The Book of Predictions
- First edition
- Author: David Wallechinsky, Amy Wallace, Irving Wallace
- Language: English
- Genre: Reference
- Publisher: William Morrow & Company
- Publication date: 1981
- Publication place: United States
- Pages: 452
- ISBN: 0-688-00024-X
- LC Class: 303.4

= The Book of Predictions =

Book by David Wallechinsky

The Book of Predictions was a book published in 1981 and written by David Wallechinsky, Amy Wallace, and Irving Wallace, the authors of The Book of Lists.
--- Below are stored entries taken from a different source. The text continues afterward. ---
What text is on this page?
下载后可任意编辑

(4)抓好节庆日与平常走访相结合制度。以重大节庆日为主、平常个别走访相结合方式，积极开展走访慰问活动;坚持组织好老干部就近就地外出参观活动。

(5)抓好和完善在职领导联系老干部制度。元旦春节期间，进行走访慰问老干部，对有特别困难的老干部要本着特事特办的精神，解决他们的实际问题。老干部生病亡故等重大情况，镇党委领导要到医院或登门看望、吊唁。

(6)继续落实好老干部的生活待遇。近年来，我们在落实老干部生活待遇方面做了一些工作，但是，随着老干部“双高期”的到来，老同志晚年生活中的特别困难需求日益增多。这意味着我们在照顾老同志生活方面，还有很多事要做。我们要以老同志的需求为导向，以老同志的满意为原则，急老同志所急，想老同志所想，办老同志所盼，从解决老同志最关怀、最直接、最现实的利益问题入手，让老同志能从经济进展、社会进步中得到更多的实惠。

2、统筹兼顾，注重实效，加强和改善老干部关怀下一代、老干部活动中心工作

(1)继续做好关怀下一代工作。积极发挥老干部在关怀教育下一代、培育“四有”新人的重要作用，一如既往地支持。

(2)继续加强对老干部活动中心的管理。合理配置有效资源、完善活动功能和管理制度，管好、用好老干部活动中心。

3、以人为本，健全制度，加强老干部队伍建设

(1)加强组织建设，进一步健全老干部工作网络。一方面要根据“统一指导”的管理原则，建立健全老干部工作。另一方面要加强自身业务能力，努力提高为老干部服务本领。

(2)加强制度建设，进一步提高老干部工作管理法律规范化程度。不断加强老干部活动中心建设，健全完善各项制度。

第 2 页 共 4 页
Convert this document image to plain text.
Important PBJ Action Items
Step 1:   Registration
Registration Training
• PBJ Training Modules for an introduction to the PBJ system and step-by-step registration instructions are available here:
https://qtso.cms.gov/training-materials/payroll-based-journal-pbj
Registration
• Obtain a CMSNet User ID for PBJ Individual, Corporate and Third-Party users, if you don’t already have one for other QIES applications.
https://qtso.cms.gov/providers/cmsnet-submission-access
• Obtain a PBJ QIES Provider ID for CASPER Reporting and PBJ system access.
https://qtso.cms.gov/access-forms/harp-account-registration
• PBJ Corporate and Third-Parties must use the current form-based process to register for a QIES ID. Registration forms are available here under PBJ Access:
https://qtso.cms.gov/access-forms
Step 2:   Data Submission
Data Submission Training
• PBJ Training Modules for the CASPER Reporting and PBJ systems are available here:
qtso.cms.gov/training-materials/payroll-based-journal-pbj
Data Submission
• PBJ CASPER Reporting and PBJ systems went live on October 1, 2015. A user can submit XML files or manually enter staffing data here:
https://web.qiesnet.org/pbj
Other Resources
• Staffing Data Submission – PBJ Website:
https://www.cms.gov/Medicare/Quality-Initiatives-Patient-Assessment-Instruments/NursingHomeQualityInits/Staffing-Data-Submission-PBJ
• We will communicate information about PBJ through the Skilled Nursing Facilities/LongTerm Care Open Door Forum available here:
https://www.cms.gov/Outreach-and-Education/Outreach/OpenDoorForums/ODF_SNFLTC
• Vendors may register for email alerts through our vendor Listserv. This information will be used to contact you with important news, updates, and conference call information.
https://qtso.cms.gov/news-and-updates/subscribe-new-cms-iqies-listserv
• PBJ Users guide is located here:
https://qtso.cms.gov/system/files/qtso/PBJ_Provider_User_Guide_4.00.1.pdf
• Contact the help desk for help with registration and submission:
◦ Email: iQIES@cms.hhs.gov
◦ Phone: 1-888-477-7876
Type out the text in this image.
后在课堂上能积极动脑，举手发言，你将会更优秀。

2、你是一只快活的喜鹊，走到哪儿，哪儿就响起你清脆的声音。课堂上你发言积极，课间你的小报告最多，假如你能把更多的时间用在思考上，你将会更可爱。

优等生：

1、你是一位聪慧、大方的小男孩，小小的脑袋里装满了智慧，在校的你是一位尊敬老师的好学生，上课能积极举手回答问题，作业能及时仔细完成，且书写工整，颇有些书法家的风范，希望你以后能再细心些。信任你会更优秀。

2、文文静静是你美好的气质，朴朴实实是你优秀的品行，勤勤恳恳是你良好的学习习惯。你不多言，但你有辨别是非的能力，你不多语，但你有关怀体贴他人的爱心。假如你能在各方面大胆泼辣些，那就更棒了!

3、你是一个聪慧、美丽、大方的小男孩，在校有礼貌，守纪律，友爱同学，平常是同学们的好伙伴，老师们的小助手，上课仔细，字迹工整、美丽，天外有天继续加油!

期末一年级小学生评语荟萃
Written in the same type of style (i.e., lists), it includes lists of predictions by scientists, science fiction authors, politicians, and others.
Other contents include:
- "18 Greatest Predictors of All Time" including the Great Pyramid of Cheops, Mother Shipton, Nostradamus, and Edgar Cayce.
- "The 6 Greatest Predictions of All Time": The Ides of March, St. Malachy's predictions of future popes, a prediction of the Titanics sinking, and Jeane Dixon's prediction of the Assassination of John F. Kennedy.
- "The Worst Predictions of All Time", ranging from "legitimate" failures (the British Parliament stating the incandescent light would never work) to psychic fails (Muhammad Ali would be elected to Congress in a non-election year).
- The Book of Predictions Contest. The winners receive a housekeeping robot (if available) or personal appointments with famous psychics. Winners were chosen in 1982.